A strong adequacy statement to rule them all

The new adequacy statement unifies the jungle of old adequacy statement, namely wp_strong_adequacy, wp_strong_all_adequacy, and wp_invariance.

Theorem wp_strong_adequacy Σ Λ `{!invPreG Σ} s e σ1 n κs t2 σ2 φ :
  (∀ `{Hinv : !invG Σ},
     (|={⊤}=> ∃
         (stateI : state Λ → list (observation Λ) → nat → iProp Σ)
         (Φ fork_post : val Λ → iProp Σ),
       let _ : irisG Λ Σ := IrisG _ _ Hinv stateI fork_post in
       stateI σ1 κs 0 ∗
       WP e @ s; ⊤ {{ Φ }} ∗
       (∀ e2 t2',
         ⌜ t2 = e2 :: t2' ⌝ -∗
         ⌜ ∀ e2, s = NotStuck → e2 ∈ t2 → (is_Some (to_val e2) ∨ reducible e2 σ2) ⌝ -∗
         stateI σ2 [] (length t2') -∗
         from_option Φ True (to_val e2) -∗
         ([∗ list] v ∈ omap to_val t2', fork_post v) ={⊤,∅}=∗ ⌜ φ ⌝))%I) →
  nsteps n ([e], σ1) κs (t2, σ2) →
  φ.

This statement says that given given a proof of WP e @ s; ⊤ {{ Φ }} and a reduction from an initial state ([e], σ1) to some intermediate state (t2, σ2), then we can obtain a proof of a Coq proposition φ at the meta level, if we can prove |={⊤,∅}=> ⌜φ⌝ in the logic under the following conditions:

• t2 = e2 :: t2',
• All expressions in t2 are either reducible or in normal form (progress),
• The state interpretation holds for σ2,
• If the main thread t2 reduced to a value, the postcondition Φ holds,
• For any forked-off thread t2', if they are a value, fork_post holds.

Since we do not have any requirement on t2, the adequacy statement applies if just the main thread has terminated (formerly wp_strong_adequacy), all threads have terminated (formerly wp_strong_all_adequacy), or no threads have terminated (formerly wp_invariance).

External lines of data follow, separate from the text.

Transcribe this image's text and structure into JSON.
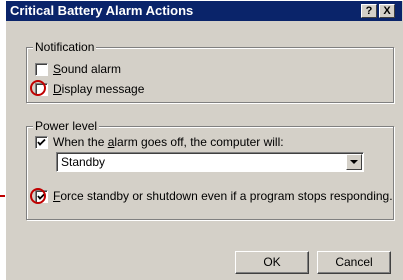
{
  "dialog": {
    "title": "Critical Battery Alarm Actions",
    "help_button": "?",
    "close_button": "X"
  },
  "notification": {
    "legend": "Notification",
    "sound_alarm": {
      "prefix": "",
      "accel": "S",
      "rest": "ound alarm",
      "checked": false
    },
    "display_message": {
      "prefix": "",
      "accel": "D",
      "rest": "isplay message",
      "checked": false
    }
  },
  "power_level": {
    "legend": "Power level",
    "when_alarm": {
      "prefix": "When the ",
      "accel": "a",
      "rest": "larm goes off, the computer will:",
      "checked": true
    },
    "action_select": {
      "value": "Standby"
    },
    "force": {
      "prefix": "",
      "accel": "F",
      "rest": "orce standby or shutdown even if a program stops responding.",
      "checked": true
    }
  },
  "buttons": {
    "ok": "OK",
    "cancel": "Cancel"
  }
}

In fact, it works for any combination of threads that have terminated, and will give you exactly the postconditions of those threads.

Other changes

• I removed wp_invariance, and kept the more intuitive version, which was called wp_invariance'.
• I made wp_adequacy more consistent w.r.t. the other lemmas so one can also specific post_fork.